Eskimos have borrowed this conception from our ancestors in Greenland. The 'gand' in Iceland is also a fabulous, magic creature, sent forth by wizards, with the power of transforming itself into every possible shape; and if it does not succeed in destroying the person against whom it is sent, it returns and kills the sender.
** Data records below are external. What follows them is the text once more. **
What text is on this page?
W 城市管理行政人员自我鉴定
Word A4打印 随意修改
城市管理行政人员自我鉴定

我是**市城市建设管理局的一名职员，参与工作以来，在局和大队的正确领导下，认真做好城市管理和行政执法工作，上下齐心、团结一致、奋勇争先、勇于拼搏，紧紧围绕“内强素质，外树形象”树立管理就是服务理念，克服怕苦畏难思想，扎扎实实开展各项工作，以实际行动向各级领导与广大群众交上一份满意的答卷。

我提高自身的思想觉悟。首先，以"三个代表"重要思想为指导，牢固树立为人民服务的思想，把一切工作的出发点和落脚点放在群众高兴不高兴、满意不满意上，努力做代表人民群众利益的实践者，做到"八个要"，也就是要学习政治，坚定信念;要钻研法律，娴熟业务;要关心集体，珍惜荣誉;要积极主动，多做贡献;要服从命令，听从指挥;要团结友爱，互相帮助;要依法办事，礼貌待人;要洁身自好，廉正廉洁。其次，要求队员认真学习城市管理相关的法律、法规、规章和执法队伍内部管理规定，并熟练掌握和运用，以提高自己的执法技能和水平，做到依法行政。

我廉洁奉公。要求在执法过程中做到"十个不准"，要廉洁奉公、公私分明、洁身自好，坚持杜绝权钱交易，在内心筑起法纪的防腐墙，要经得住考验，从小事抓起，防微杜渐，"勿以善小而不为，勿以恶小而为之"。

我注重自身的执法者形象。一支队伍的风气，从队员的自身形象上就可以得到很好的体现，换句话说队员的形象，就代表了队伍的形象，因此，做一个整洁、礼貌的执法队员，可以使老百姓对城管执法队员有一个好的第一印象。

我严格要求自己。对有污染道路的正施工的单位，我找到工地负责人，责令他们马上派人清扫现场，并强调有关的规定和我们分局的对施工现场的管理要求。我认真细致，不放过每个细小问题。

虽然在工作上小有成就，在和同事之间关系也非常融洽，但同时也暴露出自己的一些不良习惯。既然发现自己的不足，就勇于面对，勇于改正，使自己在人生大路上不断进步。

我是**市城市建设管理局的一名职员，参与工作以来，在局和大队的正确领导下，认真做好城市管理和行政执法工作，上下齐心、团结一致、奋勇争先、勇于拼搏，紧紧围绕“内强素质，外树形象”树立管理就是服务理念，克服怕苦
It can, however, in Greenland, no less than in Iceland and Norway, be snapped up by other wizards or witches, and its evil influence thus averted.[1]

Rink sees in these ilisitsoks and their connection with the powers of evil a possible survival from an older or primæval faith in Greenland, which is persecuted by the priests of the new faith, the angekoks.[2] Just so do we find that witchcraft among us consisted largely of remnants of the old heathenism and was, therefore, bitterly persecuted by the Christians. There seems to be much in favour of this ingenious conclusion of Rink's. It appears to me possible, however, that as the tupilek is descended from the ancient Scandinavians' belief in gand or 'mes-

  1. Compare Carl Andersen, Islandske Folkesagn og Eventyr, 2nd edit. (1877) pp. 144-149. It is interesting to compare these Icelandic tales with the East Greenland legend related by Holm (Meddelelser om Grönland, part 10, p. 303), which is very similar in matter, though of course adapted to the conditions of life in Greenland. Analogous tales are also to be found in Norway, according to Moltke Moe, who has directed my attention to this remarkable similarity.
  2. Rink, Tales and Traditions of the Eskimos, p. 42.